In this vignette, these diagnostics are reported but not enforced as hard assertions. They are intended as a starting point for model calibration and for more systematic sensitivity studies rather than as unit tests.

## Interpretation

The sensitivity skeleton developed here shows how a relatively compact grid over
(disc_rate,exit_yield)
(disc_rate,exit_yield) can be used to:

verify that the equity IRR behaves as an internal rate of return, largely invariant to the exogenous discount rate,

check that equity NPV decreases as the discount rate or exit yield increases, in line with standard DCF theory,

identify potential non-monotonicities that may stem from structural features of the model (covenants, refinancing triggers, tax effects) rather than from pure discounting.
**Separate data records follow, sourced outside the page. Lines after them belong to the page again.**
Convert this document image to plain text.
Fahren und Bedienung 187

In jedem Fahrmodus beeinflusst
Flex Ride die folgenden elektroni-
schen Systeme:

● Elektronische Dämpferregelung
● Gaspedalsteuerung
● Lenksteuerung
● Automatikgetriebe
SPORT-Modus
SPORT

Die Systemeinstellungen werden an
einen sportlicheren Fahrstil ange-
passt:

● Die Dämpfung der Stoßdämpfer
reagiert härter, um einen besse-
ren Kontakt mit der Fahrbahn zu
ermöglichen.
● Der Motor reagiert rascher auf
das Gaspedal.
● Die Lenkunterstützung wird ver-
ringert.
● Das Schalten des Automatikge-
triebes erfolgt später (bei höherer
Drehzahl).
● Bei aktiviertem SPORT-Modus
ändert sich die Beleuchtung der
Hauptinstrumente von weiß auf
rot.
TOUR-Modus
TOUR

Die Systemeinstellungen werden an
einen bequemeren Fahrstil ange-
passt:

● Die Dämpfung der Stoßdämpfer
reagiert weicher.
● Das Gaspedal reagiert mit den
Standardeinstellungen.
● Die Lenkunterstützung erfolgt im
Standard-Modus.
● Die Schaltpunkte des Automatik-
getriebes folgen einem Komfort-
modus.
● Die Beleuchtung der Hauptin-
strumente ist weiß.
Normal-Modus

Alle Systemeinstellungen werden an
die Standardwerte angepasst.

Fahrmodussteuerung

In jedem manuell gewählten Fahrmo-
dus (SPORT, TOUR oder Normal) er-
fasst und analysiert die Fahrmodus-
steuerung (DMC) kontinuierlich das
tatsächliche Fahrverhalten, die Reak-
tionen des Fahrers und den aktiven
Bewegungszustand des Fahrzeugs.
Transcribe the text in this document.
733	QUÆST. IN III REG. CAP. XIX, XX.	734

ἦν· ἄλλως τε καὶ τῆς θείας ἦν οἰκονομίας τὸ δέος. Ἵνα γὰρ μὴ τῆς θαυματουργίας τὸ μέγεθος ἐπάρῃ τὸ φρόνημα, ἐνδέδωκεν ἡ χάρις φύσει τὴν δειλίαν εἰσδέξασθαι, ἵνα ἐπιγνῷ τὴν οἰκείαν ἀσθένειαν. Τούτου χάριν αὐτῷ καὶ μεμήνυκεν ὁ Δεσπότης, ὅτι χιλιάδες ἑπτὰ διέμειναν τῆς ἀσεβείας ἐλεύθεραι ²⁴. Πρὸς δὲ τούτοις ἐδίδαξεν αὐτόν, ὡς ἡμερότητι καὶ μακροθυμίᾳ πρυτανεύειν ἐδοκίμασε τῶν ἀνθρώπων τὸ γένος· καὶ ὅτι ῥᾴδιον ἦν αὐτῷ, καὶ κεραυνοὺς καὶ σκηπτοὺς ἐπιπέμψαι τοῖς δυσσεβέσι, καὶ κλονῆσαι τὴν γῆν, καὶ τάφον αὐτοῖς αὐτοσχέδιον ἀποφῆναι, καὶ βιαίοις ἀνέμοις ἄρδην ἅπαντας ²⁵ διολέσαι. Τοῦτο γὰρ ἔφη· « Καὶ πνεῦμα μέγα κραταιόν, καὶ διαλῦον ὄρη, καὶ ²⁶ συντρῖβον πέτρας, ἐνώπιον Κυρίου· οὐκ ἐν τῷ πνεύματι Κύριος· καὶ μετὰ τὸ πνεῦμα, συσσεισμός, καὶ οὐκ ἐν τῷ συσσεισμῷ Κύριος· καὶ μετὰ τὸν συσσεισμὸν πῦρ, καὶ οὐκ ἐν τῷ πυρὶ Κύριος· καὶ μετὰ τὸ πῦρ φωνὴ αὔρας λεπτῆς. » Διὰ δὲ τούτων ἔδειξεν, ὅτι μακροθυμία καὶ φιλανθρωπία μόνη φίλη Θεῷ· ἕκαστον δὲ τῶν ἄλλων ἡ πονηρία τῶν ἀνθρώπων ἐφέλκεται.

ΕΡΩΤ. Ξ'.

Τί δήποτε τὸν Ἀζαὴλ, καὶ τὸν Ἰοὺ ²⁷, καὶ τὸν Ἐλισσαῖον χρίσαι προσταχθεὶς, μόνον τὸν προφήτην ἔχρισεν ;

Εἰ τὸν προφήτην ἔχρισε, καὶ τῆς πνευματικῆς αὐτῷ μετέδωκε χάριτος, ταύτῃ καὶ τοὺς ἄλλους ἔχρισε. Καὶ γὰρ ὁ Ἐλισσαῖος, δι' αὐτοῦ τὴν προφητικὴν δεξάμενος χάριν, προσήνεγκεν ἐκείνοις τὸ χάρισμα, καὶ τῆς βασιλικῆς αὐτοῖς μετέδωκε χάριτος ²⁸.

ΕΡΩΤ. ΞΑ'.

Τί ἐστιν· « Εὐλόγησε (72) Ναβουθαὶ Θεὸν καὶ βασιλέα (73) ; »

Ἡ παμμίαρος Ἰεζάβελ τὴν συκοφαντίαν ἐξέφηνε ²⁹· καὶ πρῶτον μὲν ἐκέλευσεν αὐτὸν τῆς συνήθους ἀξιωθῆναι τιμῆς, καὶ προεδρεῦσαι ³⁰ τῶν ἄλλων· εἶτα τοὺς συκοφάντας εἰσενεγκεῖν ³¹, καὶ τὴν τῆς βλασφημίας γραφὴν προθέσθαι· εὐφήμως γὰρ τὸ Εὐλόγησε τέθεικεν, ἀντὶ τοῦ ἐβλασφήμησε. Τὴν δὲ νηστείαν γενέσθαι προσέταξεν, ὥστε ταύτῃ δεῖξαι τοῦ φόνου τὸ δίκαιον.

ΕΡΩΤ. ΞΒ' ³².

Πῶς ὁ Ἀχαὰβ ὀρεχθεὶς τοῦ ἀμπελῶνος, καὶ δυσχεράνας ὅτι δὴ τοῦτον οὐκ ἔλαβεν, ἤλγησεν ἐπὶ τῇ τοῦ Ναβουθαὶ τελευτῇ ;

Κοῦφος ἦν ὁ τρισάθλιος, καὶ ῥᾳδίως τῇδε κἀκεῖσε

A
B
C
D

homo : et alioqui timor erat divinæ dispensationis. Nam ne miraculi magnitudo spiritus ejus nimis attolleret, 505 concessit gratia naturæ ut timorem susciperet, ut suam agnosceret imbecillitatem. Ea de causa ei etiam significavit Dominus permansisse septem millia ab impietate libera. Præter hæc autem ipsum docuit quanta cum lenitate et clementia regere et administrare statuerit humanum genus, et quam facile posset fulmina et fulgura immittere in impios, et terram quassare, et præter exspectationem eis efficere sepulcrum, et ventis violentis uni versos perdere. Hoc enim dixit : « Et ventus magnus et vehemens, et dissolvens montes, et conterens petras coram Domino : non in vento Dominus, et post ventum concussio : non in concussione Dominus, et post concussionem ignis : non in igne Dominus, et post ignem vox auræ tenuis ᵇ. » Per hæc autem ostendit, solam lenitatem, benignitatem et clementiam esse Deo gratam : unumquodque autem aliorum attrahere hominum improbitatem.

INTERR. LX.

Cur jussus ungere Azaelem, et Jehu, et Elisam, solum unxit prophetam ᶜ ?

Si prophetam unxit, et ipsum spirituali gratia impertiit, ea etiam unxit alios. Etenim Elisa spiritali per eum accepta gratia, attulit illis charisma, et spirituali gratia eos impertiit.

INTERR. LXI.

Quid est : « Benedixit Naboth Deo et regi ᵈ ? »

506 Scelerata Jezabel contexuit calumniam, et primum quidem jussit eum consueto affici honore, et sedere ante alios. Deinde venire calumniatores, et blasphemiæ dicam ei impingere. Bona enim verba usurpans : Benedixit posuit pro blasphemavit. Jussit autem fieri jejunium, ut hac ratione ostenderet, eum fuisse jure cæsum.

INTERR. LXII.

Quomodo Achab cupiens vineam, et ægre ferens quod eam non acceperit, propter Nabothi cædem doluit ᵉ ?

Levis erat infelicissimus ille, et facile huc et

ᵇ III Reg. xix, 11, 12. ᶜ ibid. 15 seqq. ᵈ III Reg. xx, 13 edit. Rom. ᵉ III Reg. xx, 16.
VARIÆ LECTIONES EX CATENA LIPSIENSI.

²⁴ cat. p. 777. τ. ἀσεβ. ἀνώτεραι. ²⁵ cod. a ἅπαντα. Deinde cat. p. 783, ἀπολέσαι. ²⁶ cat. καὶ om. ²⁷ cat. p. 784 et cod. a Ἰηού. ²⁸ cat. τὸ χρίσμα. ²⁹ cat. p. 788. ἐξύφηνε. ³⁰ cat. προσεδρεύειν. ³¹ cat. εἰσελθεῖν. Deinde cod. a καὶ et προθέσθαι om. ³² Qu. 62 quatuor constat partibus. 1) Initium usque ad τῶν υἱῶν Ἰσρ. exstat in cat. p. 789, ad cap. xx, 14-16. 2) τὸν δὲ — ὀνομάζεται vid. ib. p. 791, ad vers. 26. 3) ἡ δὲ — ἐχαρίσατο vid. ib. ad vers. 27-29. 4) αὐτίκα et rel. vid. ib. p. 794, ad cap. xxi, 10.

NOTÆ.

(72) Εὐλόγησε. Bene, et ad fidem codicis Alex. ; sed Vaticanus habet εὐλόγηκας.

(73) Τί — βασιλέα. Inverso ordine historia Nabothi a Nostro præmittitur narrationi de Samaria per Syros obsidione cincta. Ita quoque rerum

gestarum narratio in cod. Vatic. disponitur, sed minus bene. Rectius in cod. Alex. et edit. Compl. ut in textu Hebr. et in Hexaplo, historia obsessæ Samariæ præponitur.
The same logic extends immediately to other parameters (rent indexation, CAPEX intensity, LTV, DSCR thresholds).
By replacing (exit_yield, disc_rate) in the grid construction and in cfg_with_params(), the user can construct a wide range of local comparative-statics experiments rooted in a single, reproducible run_case() grammar.